O universo numa cabeça de abóbora



“Durante dos mil anos a humanidade acreditou que o Sol e todos os astros do céu davam voltas a seu redor. O Papa, os cardeais, os príncipes, os eruditos, os capitães, comerciantes, pescadores e estudantes acreditaram estar sentados imóveis na esfera de cristal. Mas agora nós saímos disso, Andrea. O velho tempo passou e estamos em uma nova época. É como se a humanidade esperasse algo desde há um século. As cidades são estreitas e assim são as cabeças (...) Tudo se move, meu amigo. Me alegra pensar que a dúvida começou com os navios. (...) Desde então sobreviveu o grande desejo: investigar a causa de todas as coisas (...) Cada dia se descobre algo. (...) Muito trabalho aguarda nossa nova geração. (...) O tempo velho passou, estamos ante uma nova época. O mundo inteiro diz: sim, isso está nos livros, mas deixe-nos agora olhar para nós mesmos. (...) A Terra gira alegremente ao redor do Sol e os pescadores, os comerciantes, os príncipes e os cardeais e até mesmo o Papa giram com ela. (...)” - Excertos da peça teatral de Bertolt Brecht, “Galileo Galilei”, escrita entre 1938-1939, na Dimarca, durante seu exílio.

Mudanças, descobertas, incursões rumo ao ‘novo’, o mérito da dúvida, o crescimento íntimo, a misteriosa Roda da Fortuna girando ao compasso dos astros.
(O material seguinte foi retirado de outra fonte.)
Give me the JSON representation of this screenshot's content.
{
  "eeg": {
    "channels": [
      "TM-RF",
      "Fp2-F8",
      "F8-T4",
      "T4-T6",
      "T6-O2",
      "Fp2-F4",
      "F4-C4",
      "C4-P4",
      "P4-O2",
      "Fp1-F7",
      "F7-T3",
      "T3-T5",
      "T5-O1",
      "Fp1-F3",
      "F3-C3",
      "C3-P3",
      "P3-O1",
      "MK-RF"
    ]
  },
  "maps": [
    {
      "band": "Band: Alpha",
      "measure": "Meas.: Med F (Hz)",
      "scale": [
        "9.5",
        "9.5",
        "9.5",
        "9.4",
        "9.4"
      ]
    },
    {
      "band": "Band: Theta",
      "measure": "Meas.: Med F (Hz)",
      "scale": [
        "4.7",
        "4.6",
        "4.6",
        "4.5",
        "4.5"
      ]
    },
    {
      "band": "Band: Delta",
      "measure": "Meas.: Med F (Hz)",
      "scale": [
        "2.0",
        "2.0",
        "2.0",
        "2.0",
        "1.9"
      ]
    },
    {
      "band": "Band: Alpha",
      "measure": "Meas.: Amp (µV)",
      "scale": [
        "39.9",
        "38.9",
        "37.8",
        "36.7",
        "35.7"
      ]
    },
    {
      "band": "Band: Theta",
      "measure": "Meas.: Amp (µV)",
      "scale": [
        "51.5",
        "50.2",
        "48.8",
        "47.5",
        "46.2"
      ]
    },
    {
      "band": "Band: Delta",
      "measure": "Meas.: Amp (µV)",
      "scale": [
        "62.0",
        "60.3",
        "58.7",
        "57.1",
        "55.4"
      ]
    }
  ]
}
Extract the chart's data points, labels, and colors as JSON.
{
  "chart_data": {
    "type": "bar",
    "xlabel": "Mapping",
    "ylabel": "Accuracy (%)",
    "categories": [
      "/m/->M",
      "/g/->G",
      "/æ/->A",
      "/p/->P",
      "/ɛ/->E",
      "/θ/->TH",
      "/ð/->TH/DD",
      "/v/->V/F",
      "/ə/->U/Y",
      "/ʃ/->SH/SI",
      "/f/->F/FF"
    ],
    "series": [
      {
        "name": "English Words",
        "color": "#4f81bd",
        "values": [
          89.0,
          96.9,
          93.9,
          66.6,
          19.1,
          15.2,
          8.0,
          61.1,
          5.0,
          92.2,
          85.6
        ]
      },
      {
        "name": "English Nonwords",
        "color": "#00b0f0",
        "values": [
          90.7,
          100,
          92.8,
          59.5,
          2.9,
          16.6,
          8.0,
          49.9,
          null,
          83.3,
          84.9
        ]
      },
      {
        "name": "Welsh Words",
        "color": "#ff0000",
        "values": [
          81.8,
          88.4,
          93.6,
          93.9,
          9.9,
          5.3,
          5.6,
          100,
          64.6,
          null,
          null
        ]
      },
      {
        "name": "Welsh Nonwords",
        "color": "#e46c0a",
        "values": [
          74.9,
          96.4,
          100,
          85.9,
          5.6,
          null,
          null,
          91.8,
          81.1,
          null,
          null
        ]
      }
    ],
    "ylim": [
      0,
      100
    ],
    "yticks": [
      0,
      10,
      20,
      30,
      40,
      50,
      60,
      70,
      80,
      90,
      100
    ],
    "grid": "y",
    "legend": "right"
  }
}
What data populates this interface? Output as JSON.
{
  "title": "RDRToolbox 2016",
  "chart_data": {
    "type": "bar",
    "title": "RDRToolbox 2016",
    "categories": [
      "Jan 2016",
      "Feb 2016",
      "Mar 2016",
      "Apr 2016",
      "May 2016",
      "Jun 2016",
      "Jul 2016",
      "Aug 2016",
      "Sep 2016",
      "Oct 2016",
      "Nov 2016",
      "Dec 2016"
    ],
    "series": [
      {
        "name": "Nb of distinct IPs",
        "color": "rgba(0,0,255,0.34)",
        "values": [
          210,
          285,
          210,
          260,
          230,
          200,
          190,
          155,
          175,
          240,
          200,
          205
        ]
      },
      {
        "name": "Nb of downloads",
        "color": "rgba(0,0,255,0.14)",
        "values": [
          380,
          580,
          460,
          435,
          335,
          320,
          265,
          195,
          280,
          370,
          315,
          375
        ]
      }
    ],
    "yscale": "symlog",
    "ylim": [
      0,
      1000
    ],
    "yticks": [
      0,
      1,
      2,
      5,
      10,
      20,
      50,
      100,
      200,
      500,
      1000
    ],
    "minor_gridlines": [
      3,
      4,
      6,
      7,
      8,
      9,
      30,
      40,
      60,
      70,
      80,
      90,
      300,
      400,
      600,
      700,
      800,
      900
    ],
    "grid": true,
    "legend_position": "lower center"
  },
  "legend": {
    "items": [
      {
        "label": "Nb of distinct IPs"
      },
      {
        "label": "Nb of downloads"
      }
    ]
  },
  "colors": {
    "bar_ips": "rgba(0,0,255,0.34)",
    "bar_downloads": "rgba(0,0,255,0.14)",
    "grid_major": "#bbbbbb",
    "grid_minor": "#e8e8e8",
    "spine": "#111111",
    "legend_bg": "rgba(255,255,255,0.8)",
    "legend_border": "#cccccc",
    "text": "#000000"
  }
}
Na época em que Brecht escreveu a peça, os jornais publicavam a notícia da desintegração do átomo de urânio pelos físicos alemães. Décadas antes, Einstein publicava a Teoria da Relatividade. Décadas depois, em nossa época presente, os físicos buscam aquilo que Stephen Hawking chama de “Graal” do pensamento científico: a “Teoria de Tudo”.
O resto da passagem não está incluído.